I didn’t like the way she said this. I stepped back, but she grabbed my wrist, stretching her lips again into that rubbery smile. This was one of the things about being a girl I didn’t understand: girls had to be careful of boys who came visiting.
I couldn’t throw the dagger anymore, but I could reach for it. My right hand was still very quick. The dagger all but leapt from the sheath. I pressed it to the woman’s wrist. Now came the thin line of blood; now she didn’t smile.
“See!” said the dagger. “I’m still sharp!”
“You’re not,” I said. “It’s just that the skin on people’s wrists is thin.”
I chose one more person to help me find Grandmother. I chose an old man sitting on the street because he had only one leg. I could outrun him and out-kick him, and out-everything him. I showed the old man the emblem but held it out of reach.
“Can’t see it too good,” he said.
But I wasn’t going to lean in closer, not so he could grab me.
“Where can I find the Sheriff?” I should have thought of this before. The Sheriff here would know Grandmother and Gentleman Jack, just the way the Sheriff in the Indigo Heart knew the Judge.
“Sheriff?” said the old
man. “The last Sheriff got his badge at eleven o’clock in the forenoon and he was dead by lunch. T’ain’t too healthy to be sheriff around here.”
Quick as a lizard’s tongue, his hand snapped out and grabbed my ankle. I swallowed back my surprise. I turned my surprise into a boot to the face. I turned my surprise into a crunch. But he laughed—he laughed! His crab-apple fingers caught at the blood streaming from his nose. He lapped it from his fingers and laughed.
There I was, stuck in Netherby Scar. I was in the town center, and the town center was in the palm of the canyon. And the palm of the canyon was a scribble of lines, like the palm of a hand, but not nearly as organized. Think, Starling! Grandmother’s house was made of yellow bricks. I’d passed through a clump of yellow-brick houses on my way to Main Street. I could walk back to the clump, or I could—
It was easy to find the Shrine in this town of humpback houses. All I had to do was look up. It was easy to slip inside the Shrine, easy to talk to the priestess, because she spoke to me first. “No weapons shall be allowed in this place, dedicated to the Blue Rose,” she said, in a bored sort of way. “Surrender them here, or they shall fail to prosper.”

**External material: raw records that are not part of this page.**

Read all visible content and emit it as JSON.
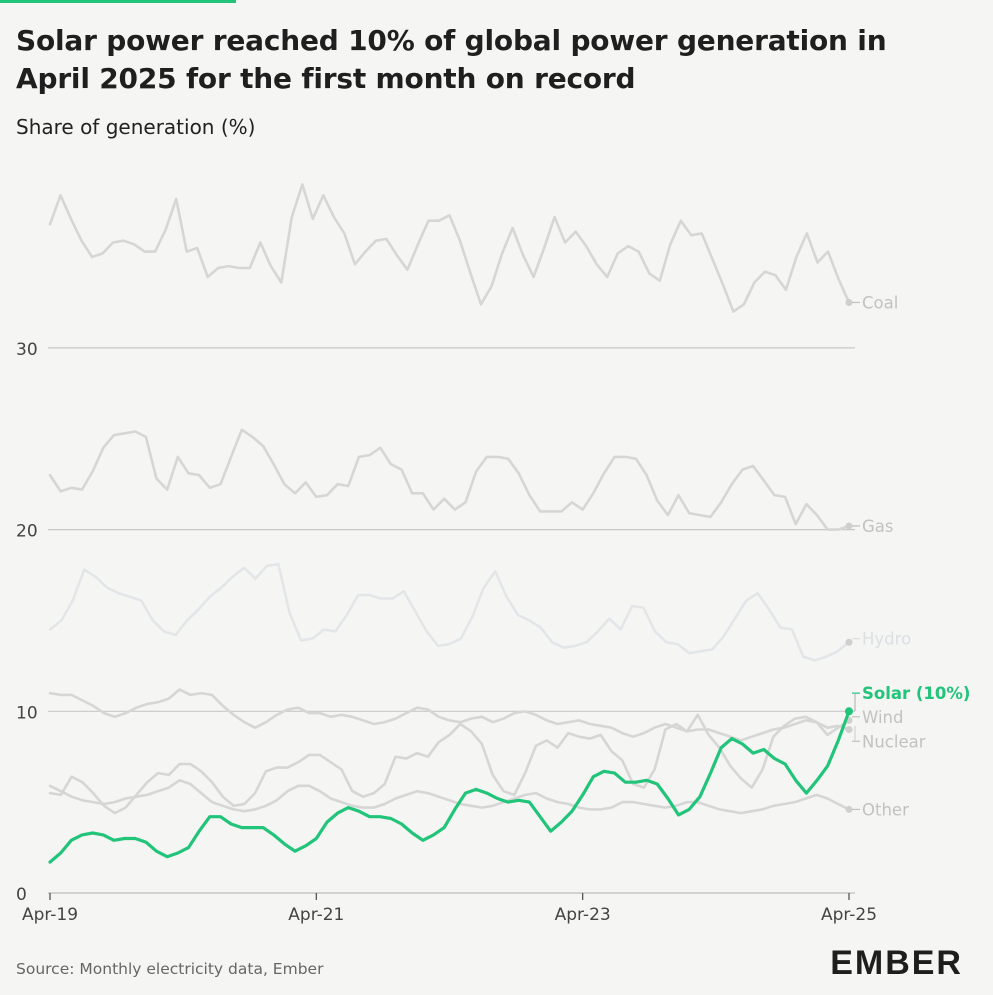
{
  "header": {
    "title": "Solar power reached 10% of global power generation in April 2025 for the first month on record",
    "subtitle": "Share of generation (%)"
  },
  "footer": {
    "source": "Source: Monthly electricity data, Ember",
    "logo_text": "EMBER"
  },
  "colors": {
    "accent": "#22c47a",
    "muted_line": "#d6d6d6",
    "muted_label": "#c2c2c2",
    "grid": "#c8c8c8",
    "axis_text": "#444444"
  },
  "chart_data": {
    "type": "line",
    "title": "Solar power reached 10% of global power generation in April 2025 for the first month on record",
    "ylabel": "Share of generation (%)",
    "xlabel": "",
    "x_start": "Apr-19",
    "x_end": "Apr-25",
    "x_ticks": [
      "Apr-19",
      "Apr-21",
      "Apr-23",
      "Apr-25"
    ],
    "y_ticks": [
      0,
      10,
      20,
      30
    ],
    "ylim": [
      0,
      39
    ],
    "grid": true,
    "series": [
      {
        "name": "Coal",
        "label": "Coal",
        "highlight": false,
        "values": [
          36.8,
          38.4,
          37.1,
          35.9,
          35.0,
          35.2,
          35.8,
          35.9,
          35.7,
          35.3,
          35.3,
          36.5,
          38.2,
          35.3,
          35.5,
          33.9,
          34.4,
          34.5,
          34.4,
          34.4,
          35.8,
          34.5,
          33.6,
          37.2,
          39.0,
          37.1,
          38.4,
          37.2,
          36.3,
          34.6,
          35.3,
          35.9,
          36.0,
          35.1,
          34.3,
          35.7,
          37.0,
          37.0,
          37.3,
          35.9,
          34.1,
          32.4,
          33.4,
          35.2,
          36.6,
          35.1,
          33.9,
          35.5,
          37.2,
          35.8,
          36.4,
          35.6,
          34.6,
          33.9,
          35.2,
          35.6,
          35.3,
          34.1,
          33.7,
          35.7,
          37.0,
          36.2,
          36.3,
          34.9,
          33.5,
          32.0,
          32.4,
          33.6,
          34.2,
          34.0,
          33.2,
          35.0,
          36.3,
          34.7,
          35.3,
          33.8,
          32.5
        ]
      },
      {
        "name": "Gas",
        "label": "Gas",
        "highlight": false,
        "values": [
          23.0,
          22.1,
          22.3,
          22.2,
          23.2,
          24.5,
          25.2,
          25.3,
          25.4,
          25.1,
          22.8,
          22.2,
          24.0,
          23.1,
          23.0,
          22.3,
          22.5,
          24.0,
          25.5,
          25.1,
          24.6,
          23.6,
          22.5,
          22.0,
          22.6,
          21.8,
          21.9,
          22.5,
          22.4,
          24.0,
          24.1,
          24.5,
          23.6,
          23.3,
          22.0,
          22.0,
          21.1,
          21.7,
          21.1,
          21.5,
          23.2,
          24.0,
          24.0,
          23.9,
          23.1,
          21.9,
          21.0,
          21.0,
          21.0,
          21.5,
          21.1,
          22.0,
          23.1,
          24.0,
          24.0,
          23.9,
          23.0,
          21.6,
          20.8,
          21.9,
          20.9,
          20.8,
          20.7,
          21.5,
          22.5,
          23.3,
          23.5,
          22.7,
          21.9,
          21.8,
          20.3,
          21.4,
          20.8,
          20.0,
          20.0,
          20.2
        ]
      },
      {
        "name": "Hydro",
        "label": "Hydro",
        "highlight": false,
        "values": [
          14.5,
          15.0,
          16.1,
          17.8,
          17.4,
          16.8,
          16.5,
          16.3,
          16.1,
          15.0,
          14.4,
          14.2,
          15.0,
          15.6,
          16.3,
          16.8,
          17.4,
          17.9,
          17.3,
          18.0,
          18.1,
          15.4,
          13.9,
          14.0,
          14.5,
          14.4,
          15.3,
          16.4,
          16.4,
          16.2,
          16.2,
          16.6,
          15.5,
          14.4,
          13.6,
          13.7,
          14.0,
          15.2,
          16.8,
          17.7,
          16.3,
          15.3,
          15.0,
          14.6,
          13.8,
          13.5,
          13.6,
          13.8,
          14.4,
          15.1,
          14.5,
          15.8,
          15.7,
          14.4,
          13.8,
          13.7,
          13.2,
          13.3,
          13.4,
          14.1,
          15.1,
          16.1,
          16.5,
          15.6,
          14.6,
          14.5,
          13.0,
          12.8,
          13.0,
          13.3,
          13.8
        ]
      },
      {
        "name": "Wind",
        "label": "Wind",
        "highlight": false,
        "values": [
          5.5,
          5.4,
          6.4,
          6.1,
          5.5,
          4.8,
          4.4,
          4.7,
          5.4,
          6.1,
          6.6,
          6.5,
          7.1,
          7.1,
          6.7,
          6.1,
          5.3,
          4.8,
          4.9,
          5.5,
          6.7,
          6.9,
          6.9,
          7.2,
          7.6,
          7.6,
          7.2,
          6.8,
          5.6,
          5.3,
          5.5,
          6.0,
          7.5,
          7.4,
          7.7,
          7.5,
          8.3,
          8.7,
          9.3,
          8.9,
          8.2,
          6.5,
          5.6,
          5.4,
          6.6,
          8.1,
          8.4,
          8.0,
          8.8,
          8.6,
          8.5,
          8.7,
          7.8,
          7.3,
          6.0,
          5.8,
          6.8,
          9.0,
          9.3,
          8.9,
          9.8,
          8.7,
          8.0,
          7.0,
          6.3,
          5.8,
          6.8,
          8.6,
          9.2,
          9.6,
          9.7,
          9.4,
          8.7,
          9.1,
          9.5
        ]
      },
      {
        "name": "Nuclear",
        "label": "Nuclear",
        "highlight": false,
        "values": [
          11.0,
          10.9,
          10.9,
          10.6,
          10.3,
          9.9,
          9.7,
          9.9,
          10.2,
          10.4,
          10.5,
          10.7,
          11.2,
          10.9,
          11.0,
          10.9,
          10.3,
          9.8,
          9.4,
          9.1,
          9.4,
          9.8,
          10.1,
          10.2,
          9.9,
          9.9,
          9.7,
          9.8,
          9.7,
          9.5,
          9.3,
          9.4,
          9.6,
          9.9,
          10.2,
          10.1,
          9.7,
          9.5,
          9.4,
          9.6,
          9.7,
          9.4,
          9.6,
          9.9,
          10.0,
          9.8,
          9.5,
          9.3,
          9.4,
          9.5,
          9.3,
          9.2,
          9.1,
          8.8,
          8.6,
          8.8,
          9.1,
          9.3,
          9.1,
          8.9,
          9.0,
          9.0,
          8.8,
          8.6,
          8.4,
          8.6,
          8.8,
          9.0,
          9.1,
          9.3,
          9.5,
          9.4,
          9.1,
          9.2,
          9.0
        ]
      },
      {
        "name": "Other",
        "label": "Other",
        "highlight": false,
        "values": [
          5.9,
          5.6,
          5.3,
          5.1,
          5.0,
          4.9,
          5.0,
          5.2,
          5.3,
          5.4,
          5.6,
          5.8,
          6.2,
          6.0,
          5.5,
          5.0,
          4.8,
          4.6,
          4.5,
          4.6,
          4.8,
          5.1,
          5.6,
          5.9,
          5.9,
          5.6,
          5.2,
          5.0,
          4.8,
          4.7,
          4.7,
          4.9,
          5.2,
          5.4,
          5.6,
          5.5,
          5.3,
          5.1,
          4.9,
          4.8,
          4.7,
          4.8,
          5.0,
          5.2,
          5.4,
          5.5,
          5.2,
          5.0,
          4.9,
          4.7,
          4.6,
          4.6,
          4.7,
          5.0,
          5.0,
          4.9,
          4.8,
          4.7,
          4.8,
          5.0,
          5.0,
          4.8,
          4.6,
          4.5,
          4.4,
          4.5,
          4.6,
          4.8,
          4.9,
          5.0,
          5.2,
          5.4,
          5.2,
          4.9,
          4.6
        ]
      },
      {
        "name": "Solar (10%)",
        "label": "Solar (10%)",
        "highlight": true,
        "values": [
          1.7,
          2.2,
          2.9,
          3.2,
          3.3,
          3.2,
          2.9,
          3.0,
          3.0,
          2.8,
          2.3,
          2.0,
          2.2,
          2.5,
          3.4,
          4.2,
          4.2,
          3.8,
          3.6,
          3.6,
          3.6,
          3.2,
          2.7,
          2.3,
          2.6,
          3.0,
          3.9,
          4.4,
          4.7,
          4.5,
          4.2,
          4.2,
          4.1,
          3.8,
          3.3,
          2.9,
          3.2,
          3.6,
          4.6,
          5.5,
          5.7,
          5.5,
          5.2,
          5.0,
          5.1,
          5.0,
          4.2,
          3.4,
          3.9,
          4.5,
          5.4,
          6.4,
          6.7,
          6.6,
          6.1,
          6.1,
          6.2,
          6.0,
          5.2,
          4.3,
          4.6,
          5.3,
          6.6,
          8.0,
          8.5,
          8.2,
          7.7,
          7.9,
          7.4,
          7.1,
          6.2,
          5.5,
          6.2,
          7.0,
          8.4,
          10.0
        ]
      }
    ]
  }
}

The opal blazed into warmth. That was how it spoke to me, wasn’t it? It had spoken to me three times before, twice on the Feast of the Blue Rose and once in the General Store. It spoke by growing cold and also by growing hot. Cold was for Stop. Warm was for Go.
It had grown cold when I’d been deciding to sneak the dagger into the Blue Rose’s Shrine. Cold was for Stop: don’t sneak in the dagger!
It had grown hot when I was deciding to drop the penny into the collection plate. Hot was for Go: give up the penny!
“You think the opal wanted you to put the penny into the collection plate?” said the dagger.